Politiquement, Elizabeth ne pouvait pas anticiper la vie qui l'attendait avec le moindre degré de confiance. Pendant ce temps - de peur que le sort de sa mère ne l'ait laissée dans le moindre doute sur les dangers physiques et politiques que le mariage pourrait présenter - elle a gagné et perdu trois belles-mères avant son neuvième anniversaire. La première, Jane Seymour, est décédée d'une infection moins de quinze jours après avoir donné naissance au fils d'Henry. La seconde, Anne de Clèves, fut rejetée par le roi avant même que le mariage n'ait pris effet. Et la troisième, Catherine Howard – une cousine adolescente de la mère d'Elizabeth – a été tuée de la même manière qu'Anne, à la suite d'accusations similaires d'inconduite sexuelle.

À partir de l'été 1543, une quatrième belle-mère, Katherine Parr, a facilité un rapprochement plus pratique de la vie de famille pour les trois frères et sœurs royaux. Mais les violentes vagues politiques à la cour de leur père n'étaient jamais bien loin, et Elizabeth n'avait ni le statut unique de son frère Edward en tant qu'héritier du trône pour la protéger, ni, comme la demi-espagnole Mary, de puissants parents sur le continent à garder. un œil sur son bien-être.

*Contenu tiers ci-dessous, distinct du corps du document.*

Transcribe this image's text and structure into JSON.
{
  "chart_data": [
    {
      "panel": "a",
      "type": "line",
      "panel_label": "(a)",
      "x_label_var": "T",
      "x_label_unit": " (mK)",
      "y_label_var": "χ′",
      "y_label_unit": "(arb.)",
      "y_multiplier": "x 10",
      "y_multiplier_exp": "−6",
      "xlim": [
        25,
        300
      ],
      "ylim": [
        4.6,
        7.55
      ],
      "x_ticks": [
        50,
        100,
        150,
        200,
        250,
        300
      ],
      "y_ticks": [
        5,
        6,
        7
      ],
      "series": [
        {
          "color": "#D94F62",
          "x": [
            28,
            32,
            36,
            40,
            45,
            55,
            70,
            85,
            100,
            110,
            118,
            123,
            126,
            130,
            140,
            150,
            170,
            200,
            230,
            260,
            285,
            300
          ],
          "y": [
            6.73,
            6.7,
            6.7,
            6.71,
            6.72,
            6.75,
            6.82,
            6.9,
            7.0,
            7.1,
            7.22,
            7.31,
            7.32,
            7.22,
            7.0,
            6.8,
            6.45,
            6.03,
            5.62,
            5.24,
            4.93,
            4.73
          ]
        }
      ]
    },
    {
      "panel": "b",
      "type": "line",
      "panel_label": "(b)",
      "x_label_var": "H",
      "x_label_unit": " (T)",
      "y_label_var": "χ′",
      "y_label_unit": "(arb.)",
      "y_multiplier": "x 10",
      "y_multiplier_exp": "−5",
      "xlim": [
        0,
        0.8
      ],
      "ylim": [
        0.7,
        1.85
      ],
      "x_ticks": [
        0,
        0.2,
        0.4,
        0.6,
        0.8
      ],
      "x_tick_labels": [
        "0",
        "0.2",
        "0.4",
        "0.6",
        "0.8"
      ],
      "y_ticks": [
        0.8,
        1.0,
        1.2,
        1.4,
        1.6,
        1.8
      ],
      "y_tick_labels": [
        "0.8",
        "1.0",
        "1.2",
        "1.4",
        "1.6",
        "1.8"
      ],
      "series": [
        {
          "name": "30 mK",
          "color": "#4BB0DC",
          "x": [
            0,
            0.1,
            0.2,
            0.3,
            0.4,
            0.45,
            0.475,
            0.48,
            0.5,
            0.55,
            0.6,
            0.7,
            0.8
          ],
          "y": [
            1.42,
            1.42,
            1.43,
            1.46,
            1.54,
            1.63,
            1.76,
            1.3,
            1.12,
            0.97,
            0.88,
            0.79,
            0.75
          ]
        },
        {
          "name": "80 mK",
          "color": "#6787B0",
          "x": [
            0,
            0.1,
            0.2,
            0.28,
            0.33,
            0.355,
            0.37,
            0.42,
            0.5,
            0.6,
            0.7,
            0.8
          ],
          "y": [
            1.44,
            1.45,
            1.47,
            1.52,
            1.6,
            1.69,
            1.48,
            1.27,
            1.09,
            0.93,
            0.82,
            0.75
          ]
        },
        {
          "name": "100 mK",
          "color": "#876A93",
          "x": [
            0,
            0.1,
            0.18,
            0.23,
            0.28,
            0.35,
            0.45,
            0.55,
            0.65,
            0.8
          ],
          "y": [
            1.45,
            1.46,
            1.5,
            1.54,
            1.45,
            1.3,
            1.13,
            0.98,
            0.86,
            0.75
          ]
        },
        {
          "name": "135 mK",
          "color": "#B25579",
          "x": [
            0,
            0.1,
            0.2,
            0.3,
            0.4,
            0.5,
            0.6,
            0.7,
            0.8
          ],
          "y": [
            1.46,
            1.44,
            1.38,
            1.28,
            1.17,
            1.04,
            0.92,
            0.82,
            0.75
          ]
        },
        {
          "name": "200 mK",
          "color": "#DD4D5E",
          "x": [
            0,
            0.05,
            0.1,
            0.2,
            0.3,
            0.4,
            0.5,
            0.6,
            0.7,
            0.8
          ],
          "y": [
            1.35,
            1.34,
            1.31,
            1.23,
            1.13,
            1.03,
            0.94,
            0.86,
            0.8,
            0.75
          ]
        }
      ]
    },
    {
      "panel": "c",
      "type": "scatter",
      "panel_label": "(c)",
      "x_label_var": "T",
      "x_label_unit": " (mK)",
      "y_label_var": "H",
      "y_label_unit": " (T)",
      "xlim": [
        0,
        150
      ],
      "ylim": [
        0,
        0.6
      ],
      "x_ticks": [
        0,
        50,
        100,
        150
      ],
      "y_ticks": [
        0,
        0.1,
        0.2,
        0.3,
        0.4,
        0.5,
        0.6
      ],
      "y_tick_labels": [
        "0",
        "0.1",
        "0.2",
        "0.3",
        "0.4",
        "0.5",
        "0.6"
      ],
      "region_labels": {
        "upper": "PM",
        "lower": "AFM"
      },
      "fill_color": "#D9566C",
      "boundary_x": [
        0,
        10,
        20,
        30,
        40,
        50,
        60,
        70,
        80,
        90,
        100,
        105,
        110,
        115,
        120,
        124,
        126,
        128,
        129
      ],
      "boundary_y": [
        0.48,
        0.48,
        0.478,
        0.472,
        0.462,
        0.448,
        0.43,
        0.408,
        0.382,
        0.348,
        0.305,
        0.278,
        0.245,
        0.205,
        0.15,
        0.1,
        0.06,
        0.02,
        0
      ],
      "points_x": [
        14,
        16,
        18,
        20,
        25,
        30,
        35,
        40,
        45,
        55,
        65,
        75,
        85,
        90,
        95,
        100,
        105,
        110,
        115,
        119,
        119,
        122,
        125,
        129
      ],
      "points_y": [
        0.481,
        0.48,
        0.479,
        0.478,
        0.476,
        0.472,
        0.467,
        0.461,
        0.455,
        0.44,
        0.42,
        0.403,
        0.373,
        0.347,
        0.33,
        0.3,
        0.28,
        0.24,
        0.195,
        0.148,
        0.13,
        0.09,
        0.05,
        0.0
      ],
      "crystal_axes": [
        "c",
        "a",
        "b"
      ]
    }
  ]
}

Rêves éveillées dangereuses

Les incertitudes de la position d'Elizabeth ne se multiplièrent qu'après la mort de son père en janvier 1547. En février 1548 – vivant maintenant avec la reine veuve Katherine Parr et son nouveau mari, Thomas Seymour – Elizabeth, 14 ans, nota dans une lettre à son frère, le jeune roi Edouard, que « c'est (comme votre majesté ne l'ignore pas) plutôt caractéristique de ma nature… pour ne pas dire autant avec des mots que je pense dans mon esprit ». L'importance de cet instinct d'opacité a été confirmée un an plus tard lorsque Seymour a été arrêté pour trahison. Il est apparu qu'il avait non seulement flirté de manière indécente avec Elizabeth, mais qu'après la mort de Katherine en couches à l'automne 1548, il avait prévu de l'épouser.

Il s'est avéré qu'Elizabeth n'avait pas résisté aux avances de Seymour. S'il s'agissait d'un béguin adolescent pour un homme plus âgé, beau et attentif – une figure paternelle qui n'était pas sexuellement interdite, s'il lui demandait sa main – cela n'a probablement été intensifié que par le fait que la perspective d'épouser Seymour épargnerait à Elizabeth le sort habituel des filles royales : être envoyée à l'étranger, en exil permanent de tout ce qui lui était familier, refaire sa vie avec un étranger pour mari. Maintenant, cependant, il était soudainement évident à quel point de telles rêveries pouvaient être dangereuses.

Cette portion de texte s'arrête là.